To do this we would need our Peak Retrieval Rate (PRR) which can be calculated by: 40GB/4 hours = 10GB per hour
. The PRR would be 10GB
We then need to calculate our Peak Billable Retrieval Rate (PBRR). Using the original example we are allowed 25GB free a day which gives us: 25GB/4 hours = 6.25GB free per hour
. Therefore the PBRR would be: 10GB-6.25GB = 3.75GB per hour
Now we have these figures we can calculate how much this would cost to retrieve all at once over those 4 hours. This is done by multiplying our PBRR (3.75GB) by the retrieval fee which is as we know $0.01/GB which is then multiplied by the number of hours in a month (720). This gives us the end result of: 3.75GB * $0.01 * 720 Hours = $27
Therefore to retrieve 40GB of data in one retrieval period between 3-5 hours it would cost $27
and not $0.015 which you may have initially thought by 40GB-25GB = 15GB * 0.01$ = $0.015.
A great way to reduce these costs (if time permits) is to retrieve your data in multiple smaller blocks. Let’s look at the same example but over 8 hours (assuming all completed within the same day), so 2 separate retrievals.
20GB would be requested from each retrieval meaning our PRR would be: 20GB/4 Hours = 5GB Per hour.

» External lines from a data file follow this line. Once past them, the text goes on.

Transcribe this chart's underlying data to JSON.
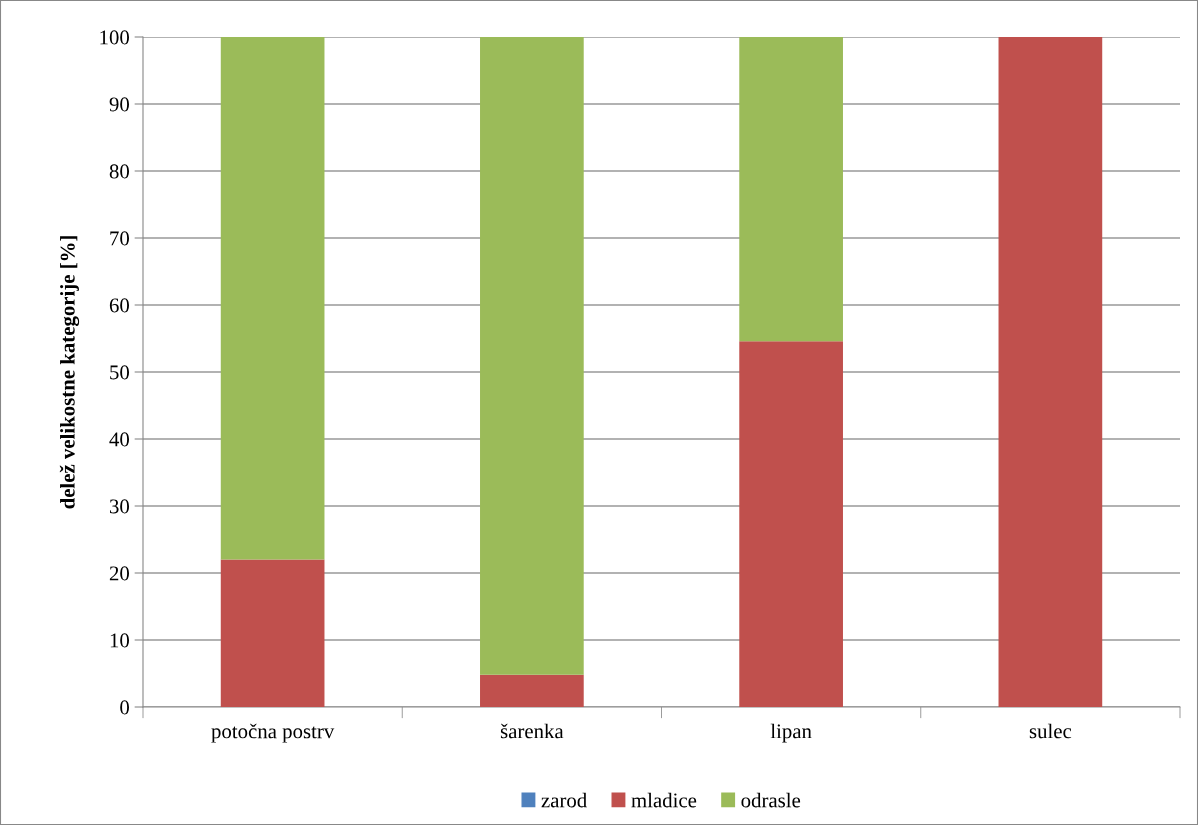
{
  "chart_data": {
    "type": "bar",
    "stacked": true,
    "ylabel": "delež velikostne kategorije [%]",
    "categories": [
      "potočna postrv",
      "šarenka",
      "lipan",
      "sulec"
    ],
    "series": [
      {
        "name": "zarod",
        "color": "#4f81bd",
        "values": [
          0,
          0,
          0,
          0
        ]
      },
      {
        "name": "mladice",
        "color": "#c0504d",
        "values": [
          22,
          4.8,
          54.6,
          100
        ]
      },
      {
        "name": "odrasle",
        "color": "#9bbb59",
        "values": [
          78,
          95.2,
          45.4,
          0
        ]
      }
    ],
    "ylim": [
      0,
      100
    ],
    "yticks": [
      0,
      10,
      20,
      30,
      40,
      50,
      60,
      70,
      80,
      90,
      100
    ],
    "grid": "y",
    "legend": "bottom"
  }
}
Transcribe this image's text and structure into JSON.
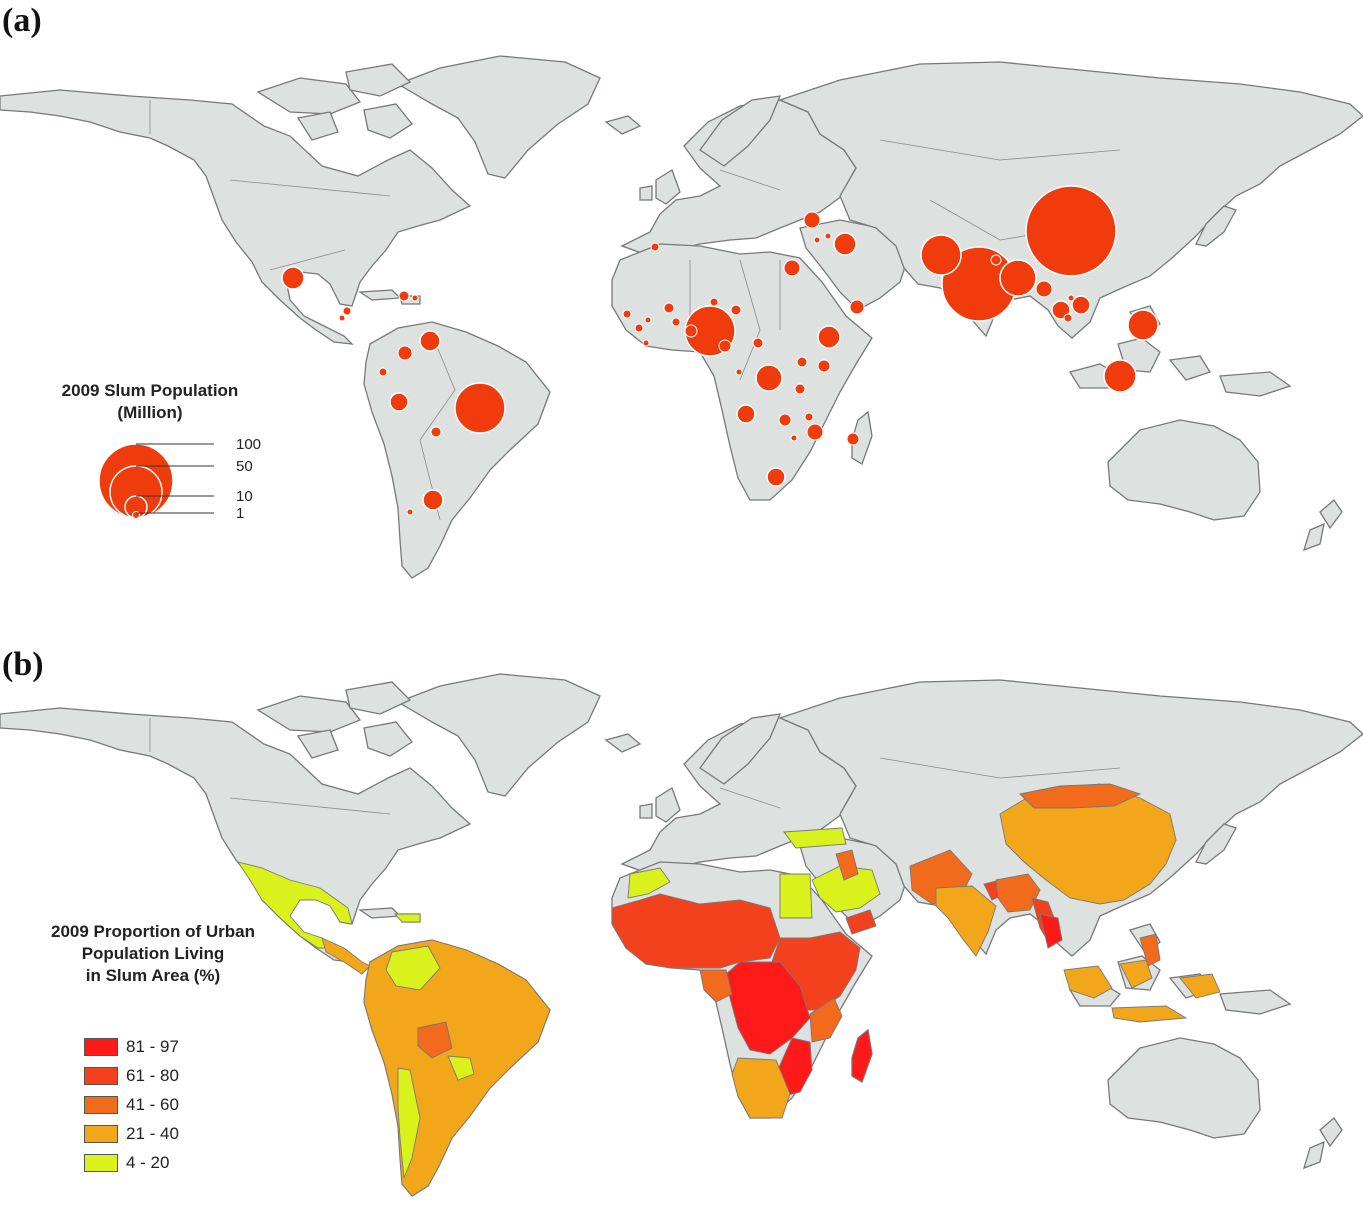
{
  "panel_a": {
    "label": "(a)",
    "legend": {
      "title_line1": "2009 Slum Population",
      "title_line2": "(Million)",
      "sizes": [
        "100",
        "50",
        "10",
        "1"
      ]
    }
  },
  "panel_b": {
    "label": "(b)",
    "legend": {
      "title_line1": "2009 Proportion of Urban",
      "title_line2": "Population Living",
      "title_line3": "in Slum Area (%)",
      "classes": [
        {
          "label": "81 - 97",
          "color": "#ff1a1a"
        },
        {
          "label": "61 - 80",
          "color": "#f2411c"
        },
        {
          "label": "41 - 60",
          "color": "#f26a1c"
        },
        {
          "label": "21 - 40",
          "color": "#f2a71b"
        },
        {
          "label": "4 - 20",
          "color": "#d9f21c"
        }
      ]
    }
  },
  "colors": {
    "land": "#dde1e0",
    "border": "#787878",
    "bubble": "#f03c0c",
    "bubble_stroke": "#ffffff"
  }
}
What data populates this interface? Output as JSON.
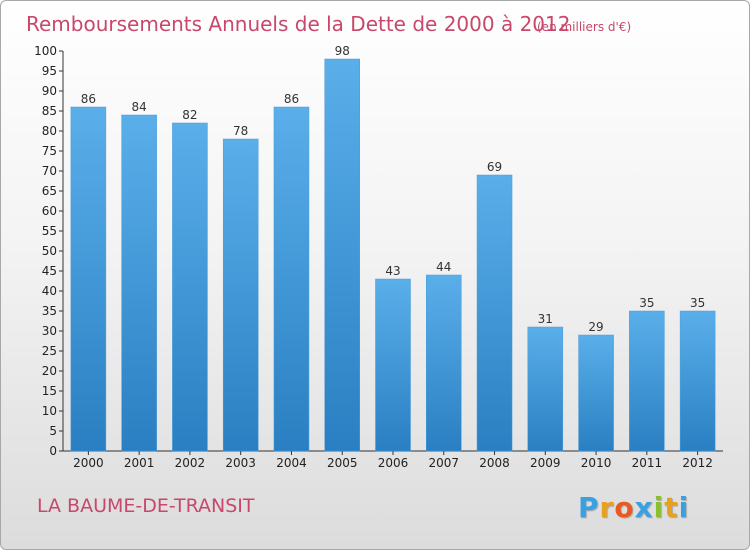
{
  "chart_data": {
    "type": "bar",
    "title": "Remboursements Annuels de la Dette de 2000 à 2012",
    "subtitle": "(en milliers d'€)",
    "categories": [
      "2000",
      "2001",
      "2002",
      "2003",
      "2004",
      "2005",
      "2006",
      "2007",
      "2008",
      "2009",
      "2010",
      "2011",
      "2012"
    ],
    "values": [
      86,
      84,
      82,
      78,
      86,
      98,
      43,
      44,
      69,
      31,
      29,
      35,
      35
    ],
    "ylim": [
      0,
      100
    ],
    "ytick_step": 5,
    "xlabel": "",
    "ylabel": "",
    "grid": false,
    "bar_color_top": "#5aafea",
    "bar_color_bottom": "#2a7fc2"
  },
  "footer": {
    "commune": "LA BAUME-DE-TRANSIT"
  },
  "logo": {
    "letters": [
      "P",
      "r",
      "o",
      "x",
      "i",
      "t",
      "i"
    ],
    "colors": [
      "#3aa0e0",
      "#e8a020",
      "#e85a20",
      "#3aa0e0",
      "#8ac030",
      "#e8a020",
      "#3aa0e0"
    ]
  }
}
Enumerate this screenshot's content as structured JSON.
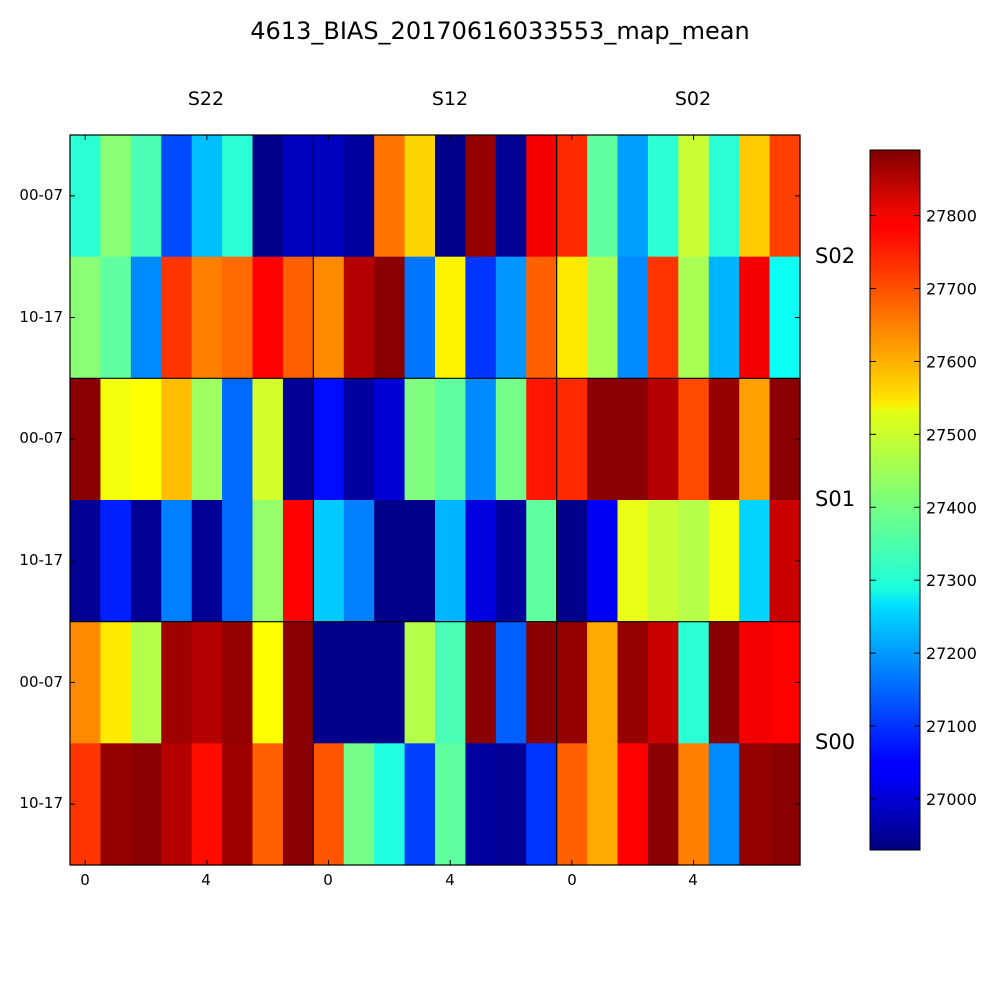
{
  "chart_data": {
    "type": "heatmap",
    "title": "4613_BIAS_20170616033553_map_mean",
    "column_groups": [
      "S22",
      "S12",
      "S02"
    ],
    "row_groups": [
      "S02",
      "S01",
      "S00"
    ],
    "row_labels": [
      "00-07",
      "10-17",
      "00-07",
      "10-17",
      "00-07",
      "10-17"
    ],
    "x_tick_labels": [
      "0",
      "4"
    ],
    "x_ticks": [
      0,
      4
    ],
    "colorbar": {
      "colormap": "jet",
      "vmin": 26930,
      "vmax": 27890,
      "ticks": [
        27000,
        27100,
        27200,
        27300,
        27400,
        27500,
        27600,
        27700,
        27800
      ],
      "tick_labels": [
        "27000",
        "27100",
        "27200",
        "27300",
        "27400",
        "27500",
        "27600",
        "27700",
        "27800"
      ]
    },
    "values": [
      [
        27330,
        27420,
        27360,
        27120,
        27230,
        27330,
        26940,
        26990,
        26990,
        26960,
        27660,
        27570,
        26940,
        27870,
        26950,
        27780,
        27730,
        27380,
        27200,
        27330,
        27480,
        27330,
        27580,
        27710
      ],
      [
        27420,
        27380,
        27180,
        27720,
        27650,
        27670,
        27770,
        27680,
        27640,
        27840,
        27880,
        27160,
        27540,
        27100,
        27190,
        27680,
        27550,
        27450,
        27180,
        27720,
        27450,
        27220,
        27780,
        27300
      ],
      [
        27880,
        27520,
        27530,
        27590,
        27440,
        27150,
        27490,
        26950,
        27060,
        26960,
        27010,
        27410,
        27380,
        27180,
        27400,
        27750,
        27730,
        27880,
        27880,
        27840,
        27700,
        27870,
        27620,
        27880
      ],
      [
        26950,
        27080,
        26950,
        27170,
        26950,
        27150,
        27430,
        27770,
        27240,
        27170,
        26940,
        26940,
        27220,
        27020,
        26960,
        27380,
        26940,
        27040,
        27510,
        27480,
        27460,
        27520,
        27250,
        27820
      ],
      [
        27640,
        27550,
        27460,
        27860,
        27840,
        27870,
        27530,
        27880,
        26940,
        26940,
        26940,
        27460,
        27360,
        27880,
        27140,
        27880,
        27870,
        27610,
        27870,
        27820,
        27330,
        27880,
        27780,
        27770
      ],
      [
        27720,
        27870,
        27880,
        27840,
        27760,
        27860,
        27680,
        27880,
        27690,
        27400,
        27320,
        27110,
        27380,
        26960,
        26950,
        27100,
        27680,
        27610,
        27770,
        27880,
        27650,
        27180,
        27870,
        27880
      ]
    ]
  }
}
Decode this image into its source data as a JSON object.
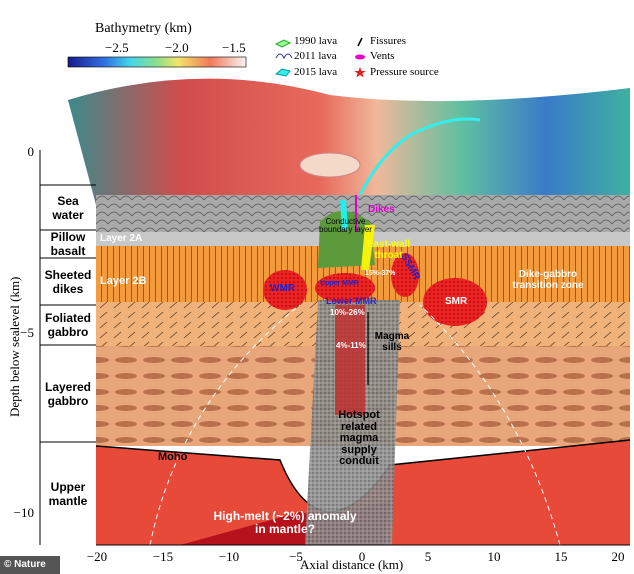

The PBRR is now calculated by the total number of hours the complete retrieval would take, so in this case 8 hours. When doing this you need to adjust for your daily free allowance too with this figure, therefore 25GB/8 Hours = 3.125GB free per hour
. Therefore the PBRR would be: 5GB – 3.125GB = 1.875GB per hour
Again, to find the end cost we use the formula of PBRR * $0.01 * 720 Hours:
1.875GB * $0.01 * 720 Hours = $13.5
As you can see by splitting the retrieval of data into smaller blocks over a longer time period it has in this instance halved the price from $27 to $13.5. With this in mind, if your data is not required all at once then I recommend you splitting your retrievals into smaller parts as you can potentially save considerable amounts of money.
One final note on this scenario, if you we to split this retrieval over a period longer than +24 hours then the download would be free due to the fact that we would be allowed 25GB free per day.
My key note of this article is that before you start to use AWS Glacier ensure you have a full understanding of all costs involved. Don’t just focus on the actual storage costs of the data (which is undeniably very cost effective), but what is often overlooked and can be more important, the costs of retrieval as they can be surprisingly high to some people.